Pour qui est un habitué du métro parisien, il y a une certaine étrangeté à voir défiler, pendant de longues minutes d’introduction, ces stations et ces rames qui peignent l’arrière-plan de notre quotidien. Dans cette banalité, on cherche à se retrouver, on surprend le chemin de nos propres vies. A ainsi croiser virtuellement nos héros d’une soirée, on se souvient comment on soupèse du regard, le plus discrètement possible, ceux assis à leur place dans ce wagon morose, dans une tentative futile mais irrésistible de porter un jugement ; on superpose nos propres conceptions à la toile de Bertrand Bonello, et la limite de l’écran s’en retrouve troublée.


Paris. Paris comme cadre, comme symbole, comme terrain de jeu. Car c’est bien un jeu auquel se livrent nos personnages : un jeu tristement sérieux, un jeu funeste certes, et pourtant rien de plus. Un jeu de piste, dans lequel on s’échange des indications absconses comme autant d’indices, suivant des règles complexes, un parcours millimétré, en vue d’un objectif bien défini. Un jeu de rôle, où d’aucun se fait passer pour qui il n’est pas, et où même ceux n’ayant pas de personnage bien défini prennent une figure et des responsabilités bien trop lourdes pour leurs jeunes épaules. Un jeu coopératif, dans lequel chaque joueur est un maillon d’une chaîne qui ne doit pas céder, détenant une pièce sans laquelle le puzzle ne peut se compléter.


Le puzzle, tout nous y renvoie, particulièrement la mise en scène. Les plans sont excessivement travaillés, tantôt divisant un même espace en plusieurs tableaux, tantôt rassemblant des destins lointains sur un même écran. Ce sont aussi les pièces du temps qui s’emboîtent, dans une simultanéité qui s’éclate en une multitude de points de vue. L’urgence qui bat le pouls du film n’attend pas que l’action se soit terminée ailleurs, et la violence d’un événement se reflète dans les yeux de chacun avec une horreur intime.
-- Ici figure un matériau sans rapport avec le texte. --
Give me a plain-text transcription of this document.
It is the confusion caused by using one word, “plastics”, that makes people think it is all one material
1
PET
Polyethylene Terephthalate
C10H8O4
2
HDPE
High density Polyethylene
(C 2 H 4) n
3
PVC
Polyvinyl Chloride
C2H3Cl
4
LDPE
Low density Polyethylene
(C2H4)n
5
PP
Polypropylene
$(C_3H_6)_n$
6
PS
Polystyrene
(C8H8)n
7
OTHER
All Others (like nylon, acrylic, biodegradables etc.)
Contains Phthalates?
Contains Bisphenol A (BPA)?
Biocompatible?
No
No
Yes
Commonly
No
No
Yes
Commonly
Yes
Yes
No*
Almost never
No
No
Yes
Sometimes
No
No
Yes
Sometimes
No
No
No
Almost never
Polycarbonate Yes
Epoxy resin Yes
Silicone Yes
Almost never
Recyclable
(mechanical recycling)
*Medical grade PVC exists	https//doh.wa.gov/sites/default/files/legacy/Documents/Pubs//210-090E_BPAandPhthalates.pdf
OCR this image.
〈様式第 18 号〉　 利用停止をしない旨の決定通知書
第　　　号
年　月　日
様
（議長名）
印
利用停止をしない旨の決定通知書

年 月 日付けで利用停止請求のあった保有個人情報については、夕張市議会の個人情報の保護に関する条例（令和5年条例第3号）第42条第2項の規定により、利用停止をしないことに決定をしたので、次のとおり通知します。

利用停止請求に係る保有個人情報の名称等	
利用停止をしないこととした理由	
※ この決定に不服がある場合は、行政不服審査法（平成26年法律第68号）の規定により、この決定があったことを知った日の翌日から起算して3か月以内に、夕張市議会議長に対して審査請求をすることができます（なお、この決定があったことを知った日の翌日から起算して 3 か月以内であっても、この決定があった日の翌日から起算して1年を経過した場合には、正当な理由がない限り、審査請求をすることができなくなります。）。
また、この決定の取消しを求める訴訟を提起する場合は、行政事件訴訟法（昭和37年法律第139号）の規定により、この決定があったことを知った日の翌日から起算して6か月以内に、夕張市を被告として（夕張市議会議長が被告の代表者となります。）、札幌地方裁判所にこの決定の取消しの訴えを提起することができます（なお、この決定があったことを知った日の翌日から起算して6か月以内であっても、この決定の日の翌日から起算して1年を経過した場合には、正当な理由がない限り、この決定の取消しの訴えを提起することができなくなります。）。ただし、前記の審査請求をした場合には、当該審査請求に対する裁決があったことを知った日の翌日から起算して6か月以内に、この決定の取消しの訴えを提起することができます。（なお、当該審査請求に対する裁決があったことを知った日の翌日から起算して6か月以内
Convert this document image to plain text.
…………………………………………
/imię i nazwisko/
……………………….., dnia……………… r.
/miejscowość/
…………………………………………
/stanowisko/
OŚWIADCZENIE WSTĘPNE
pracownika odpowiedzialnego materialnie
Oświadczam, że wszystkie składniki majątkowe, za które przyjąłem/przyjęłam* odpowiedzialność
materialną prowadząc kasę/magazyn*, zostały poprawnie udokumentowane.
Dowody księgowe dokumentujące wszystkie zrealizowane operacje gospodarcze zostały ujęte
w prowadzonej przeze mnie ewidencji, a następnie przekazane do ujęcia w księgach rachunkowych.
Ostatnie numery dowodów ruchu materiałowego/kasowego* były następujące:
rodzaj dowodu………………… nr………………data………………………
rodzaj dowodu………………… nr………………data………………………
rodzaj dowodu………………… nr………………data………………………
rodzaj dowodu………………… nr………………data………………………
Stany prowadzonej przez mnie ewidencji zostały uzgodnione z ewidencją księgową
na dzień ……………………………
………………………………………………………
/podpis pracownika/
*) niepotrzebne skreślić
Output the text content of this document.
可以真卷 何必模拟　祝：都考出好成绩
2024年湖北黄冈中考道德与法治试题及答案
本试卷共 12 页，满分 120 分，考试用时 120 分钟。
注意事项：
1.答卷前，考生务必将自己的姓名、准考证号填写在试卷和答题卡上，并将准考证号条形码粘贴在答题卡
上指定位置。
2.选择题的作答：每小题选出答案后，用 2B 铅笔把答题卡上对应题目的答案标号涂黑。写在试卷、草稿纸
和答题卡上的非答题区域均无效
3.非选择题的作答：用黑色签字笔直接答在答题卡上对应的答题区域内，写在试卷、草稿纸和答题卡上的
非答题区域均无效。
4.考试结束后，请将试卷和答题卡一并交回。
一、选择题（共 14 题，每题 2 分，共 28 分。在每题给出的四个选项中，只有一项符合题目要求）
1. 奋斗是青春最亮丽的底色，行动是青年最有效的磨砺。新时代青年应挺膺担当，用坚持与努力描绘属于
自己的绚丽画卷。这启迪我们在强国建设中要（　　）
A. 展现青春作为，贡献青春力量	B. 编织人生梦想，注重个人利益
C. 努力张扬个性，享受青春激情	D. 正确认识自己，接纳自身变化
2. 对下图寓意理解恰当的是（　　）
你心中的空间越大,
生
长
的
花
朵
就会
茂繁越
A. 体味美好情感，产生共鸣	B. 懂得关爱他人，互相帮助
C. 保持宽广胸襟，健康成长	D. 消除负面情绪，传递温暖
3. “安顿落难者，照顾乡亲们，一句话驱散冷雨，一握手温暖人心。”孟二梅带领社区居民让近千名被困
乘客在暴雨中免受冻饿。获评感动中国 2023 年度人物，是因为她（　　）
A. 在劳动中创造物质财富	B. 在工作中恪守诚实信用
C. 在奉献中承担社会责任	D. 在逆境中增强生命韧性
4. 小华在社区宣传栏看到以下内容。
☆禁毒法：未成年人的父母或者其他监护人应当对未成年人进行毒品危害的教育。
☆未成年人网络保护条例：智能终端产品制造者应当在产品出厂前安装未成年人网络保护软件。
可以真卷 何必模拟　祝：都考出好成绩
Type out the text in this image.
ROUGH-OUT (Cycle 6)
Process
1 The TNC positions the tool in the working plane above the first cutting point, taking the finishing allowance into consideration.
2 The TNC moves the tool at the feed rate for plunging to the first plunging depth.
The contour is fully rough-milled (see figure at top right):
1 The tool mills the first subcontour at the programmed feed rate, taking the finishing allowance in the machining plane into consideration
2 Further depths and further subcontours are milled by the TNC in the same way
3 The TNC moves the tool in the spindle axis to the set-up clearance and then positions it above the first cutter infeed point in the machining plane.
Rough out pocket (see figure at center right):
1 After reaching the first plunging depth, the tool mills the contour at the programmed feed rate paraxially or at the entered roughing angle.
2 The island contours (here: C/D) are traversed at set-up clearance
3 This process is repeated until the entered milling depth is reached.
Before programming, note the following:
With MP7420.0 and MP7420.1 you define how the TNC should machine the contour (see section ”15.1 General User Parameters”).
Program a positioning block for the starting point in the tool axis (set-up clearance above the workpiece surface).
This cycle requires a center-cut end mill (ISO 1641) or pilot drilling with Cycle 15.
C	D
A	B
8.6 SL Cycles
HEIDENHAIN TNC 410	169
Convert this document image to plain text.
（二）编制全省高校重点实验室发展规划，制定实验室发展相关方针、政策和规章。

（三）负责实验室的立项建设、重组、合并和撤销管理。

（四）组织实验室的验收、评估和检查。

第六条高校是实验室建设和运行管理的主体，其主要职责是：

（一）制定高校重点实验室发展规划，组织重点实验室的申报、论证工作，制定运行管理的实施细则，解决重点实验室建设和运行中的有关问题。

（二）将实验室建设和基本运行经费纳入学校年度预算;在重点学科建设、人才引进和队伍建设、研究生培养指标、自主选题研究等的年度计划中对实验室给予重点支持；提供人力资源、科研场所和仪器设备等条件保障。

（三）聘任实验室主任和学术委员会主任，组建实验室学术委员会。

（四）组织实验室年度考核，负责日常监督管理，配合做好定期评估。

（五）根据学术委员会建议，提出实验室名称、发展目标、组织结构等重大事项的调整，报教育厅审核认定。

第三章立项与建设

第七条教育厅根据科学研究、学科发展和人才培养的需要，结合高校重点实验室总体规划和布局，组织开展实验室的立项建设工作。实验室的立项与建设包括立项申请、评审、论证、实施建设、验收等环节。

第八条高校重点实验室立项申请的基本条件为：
Cette danse précisément chorégraphiée permet de maintenir efficacement l’impression d’union et de préparation minutieuse en dépit de la fragmentation de l’opération.


De la cause nous ne savons rien, ni de la rhétorique qui a entraîné nos personnages, menée par un aîné tout juste entrevu. Seuls sont incrustés, le long du chemin, quelques flash-backs qui jetteront bien peu de lumière sur l’énigme de leur engagement. A peine laisseront-ils entrevoir quelques liens reliant les personnages, comme autant de punaises enfoncées dans un tableau en liège, mais l’enquêteur que nous sommes n’aura pas plus de matériel que de pouvoir placer ici ou là deux individus au même moment, au même endroit. A peine survolons-nous des échanges anodins, qui ne donnent aucun corps aux problématiques que nous brûlons d’élucider.


La question de ce qui unit ces personnages restera de bout en bout un point d’interrogation. Si quelques rapports sont formalisés, rien ne nous indique ce qui fait le pont entre un jeune de Saint-Denis, vraisemblablement descendant d’immigré, et un fils de bonne famille accueilli dans les hauts lieux du gouvernement. Si cette association peut paraître exagérément diversifiée, elle renvoie l’image d’une formidable mixité sociale et raciale qui semble l’ambition d’une jeunesse d’aujourd’hui. En outre, si tous les personnages ne seront pas développés, aucun d’eux n’est que simple faire-valoir. Tous les acteurs crèvent l’écran de leurs physiques singuliers, d’une beauté faite de caractère, où la personnalité est perméable et le charisme saisissant.


Malgré tout, rien n’est fait pour que nous développions à leur égard une empathie extensive. Sans identification ni inimité, c’est plutôt la curiosité qui nous poussera à suivre leurs gestes et boire leurs paroles, alors que le déroulement de leur pensée nous demeure inaccessible. C’est un même masque impersonnel du devoir qui imprègne leurs visages, et s’il sera quelquefois craquelé par la fissure du doute, on se laissera bousculer par le peu d’émotions que les protagonistes semblent exprimer vis-à-vis de leurs actes et de leurs conséquences. Rationalisés dans l’optique d’un dessein qui nous échappe, les enjeux qui nous mettent en émois disparaissent pour eux sous le voile d’une obscure nécessité.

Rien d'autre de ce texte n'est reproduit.